MESNEVÎ-İ NURİYE – Tenvir, Münderecat Hakkında (335-337)

335

 Tenvir

Meselâ, küre-i arz [yer küre, dünya] rengârenk muhtelif ve küçük küçük cam parçalarından farz olunursa, herbiri başka hasiyetle levnine [renk] ve cirmine [büyük cisim] ve şekline nispetle şemsden bir feyiz alacaktır. Şu hayalî feyiz ise, ne güneşin zâtı ve ne de ayn-ı ziyasıdır. [ışığın kendisi, bizzat ışık] Hem de ziyanın temâsili [timsaller, yansımalar] ve elvân-ı seb’asının [yedi renk] tesâviri ve güneşin tecellîsi olan şu gûna-gûn [tarz, çeşit] ve rengârenk çiçeklerin elvânı faraza lisana gelseler, herbiri “Güneş benim gibidir” veyahut “Güneş benim” diyeceklerdir.

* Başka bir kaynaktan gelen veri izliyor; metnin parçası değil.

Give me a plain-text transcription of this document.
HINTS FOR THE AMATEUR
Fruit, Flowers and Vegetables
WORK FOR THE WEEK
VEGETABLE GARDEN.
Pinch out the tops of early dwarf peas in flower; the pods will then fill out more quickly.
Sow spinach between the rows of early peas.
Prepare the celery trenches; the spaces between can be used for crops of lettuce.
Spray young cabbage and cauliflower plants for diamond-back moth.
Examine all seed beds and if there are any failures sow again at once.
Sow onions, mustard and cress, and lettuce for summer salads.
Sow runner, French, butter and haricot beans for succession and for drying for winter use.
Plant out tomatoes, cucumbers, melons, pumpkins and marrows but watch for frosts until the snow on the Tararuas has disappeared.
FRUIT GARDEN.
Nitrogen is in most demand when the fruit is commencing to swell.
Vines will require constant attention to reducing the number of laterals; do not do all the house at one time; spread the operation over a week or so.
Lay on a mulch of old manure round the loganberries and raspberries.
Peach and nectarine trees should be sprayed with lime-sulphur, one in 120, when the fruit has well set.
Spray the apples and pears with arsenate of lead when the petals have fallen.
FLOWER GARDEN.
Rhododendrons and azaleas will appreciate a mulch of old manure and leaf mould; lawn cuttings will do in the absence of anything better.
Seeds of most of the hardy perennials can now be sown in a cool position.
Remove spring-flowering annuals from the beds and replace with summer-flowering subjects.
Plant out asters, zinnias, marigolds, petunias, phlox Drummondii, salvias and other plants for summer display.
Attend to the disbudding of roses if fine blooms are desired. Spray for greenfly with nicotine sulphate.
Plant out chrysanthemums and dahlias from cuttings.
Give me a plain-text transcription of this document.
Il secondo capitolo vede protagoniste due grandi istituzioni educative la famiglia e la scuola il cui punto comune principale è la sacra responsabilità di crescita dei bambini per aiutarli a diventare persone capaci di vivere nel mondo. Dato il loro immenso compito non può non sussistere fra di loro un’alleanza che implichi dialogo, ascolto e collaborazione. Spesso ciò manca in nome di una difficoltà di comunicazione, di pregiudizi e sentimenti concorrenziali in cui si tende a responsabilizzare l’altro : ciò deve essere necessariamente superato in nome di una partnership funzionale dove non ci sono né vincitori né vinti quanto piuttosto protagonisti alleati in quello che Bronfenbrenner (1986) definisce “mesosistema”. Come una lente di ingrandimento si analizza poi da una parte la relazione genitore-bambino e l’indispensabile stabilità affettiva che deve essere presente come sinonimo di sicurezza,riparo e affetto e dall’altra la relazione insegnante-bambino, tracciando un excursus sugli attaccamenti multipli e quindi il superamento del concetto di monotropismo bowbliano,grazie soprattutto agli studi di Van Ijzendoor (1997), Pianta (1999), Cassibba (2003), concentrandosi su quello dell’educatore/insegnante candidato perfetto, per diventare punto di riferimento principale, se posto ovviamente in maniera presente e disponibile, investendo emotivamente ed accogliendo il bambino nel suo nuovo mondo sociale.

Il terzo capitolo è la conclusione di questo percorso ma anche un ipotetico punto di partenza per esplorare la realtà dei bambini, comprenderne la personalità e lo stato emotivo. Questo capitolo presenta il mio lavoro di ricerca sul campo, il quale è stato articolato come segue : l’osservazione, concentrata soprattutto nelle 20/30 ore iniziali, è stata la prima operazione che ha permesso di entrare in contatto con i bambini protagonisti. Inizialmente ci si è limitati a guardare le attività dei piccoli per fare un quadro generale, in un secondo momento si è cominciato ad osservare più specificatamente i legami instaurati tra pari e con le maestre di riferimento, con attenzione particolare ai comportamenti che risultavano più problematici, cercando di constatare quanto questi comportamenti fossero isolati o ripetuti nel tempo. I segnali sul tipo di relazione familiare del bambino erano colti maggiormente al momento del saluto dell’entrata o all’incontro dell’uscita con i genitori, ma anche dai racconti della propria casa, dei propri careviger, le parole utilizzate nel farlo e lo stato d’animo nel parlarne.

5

آنْ خَياَلاَتِى كِه دَامِ اَوْلِياسْت * عَكْسِ مَهْرُويَانِ بُوسْتاَنِ خُدَاسْت 1

Fakat ehl-i vahdetü’ş-şuhudun [varlık ve çokluk âlemindeki herşeyi Cenâb-ı Hakkın tecellîleri olarak gören, varlıkları Allah’ın zâtı yanında unutkanlık perdesine saran mutasavvıflar] [tasavvuf ehli, kalbi dünyanın gelip geçici işlerinden ayırıp Allah sevgisi ile bağlayan tarikat ehli kimseler] meşrebi [hareket tarzı, metod] fark ve sahvdır. [doğruyu fark etme ve uyanık olma] Ehl-i vahdetü’l-vücudun [“Allah’ın varlığı o kadar mükemmeldir ki, diğer varlıklar Ona göre bir gölge gibidir ve ‘varlık’ adını almaya lâyık değiller” tarzında inanan tasavvufçular] meşrebi [hareket tarzı, metod] mahv ve sekirdir. [mânâ alemindeki sarhoşluk] Sâfi meşrep [hareket tarzı, metod] ise, meşreb-i ehl-i fark ve sahvdır. [fark ve sahv ehlinin gittiği yol]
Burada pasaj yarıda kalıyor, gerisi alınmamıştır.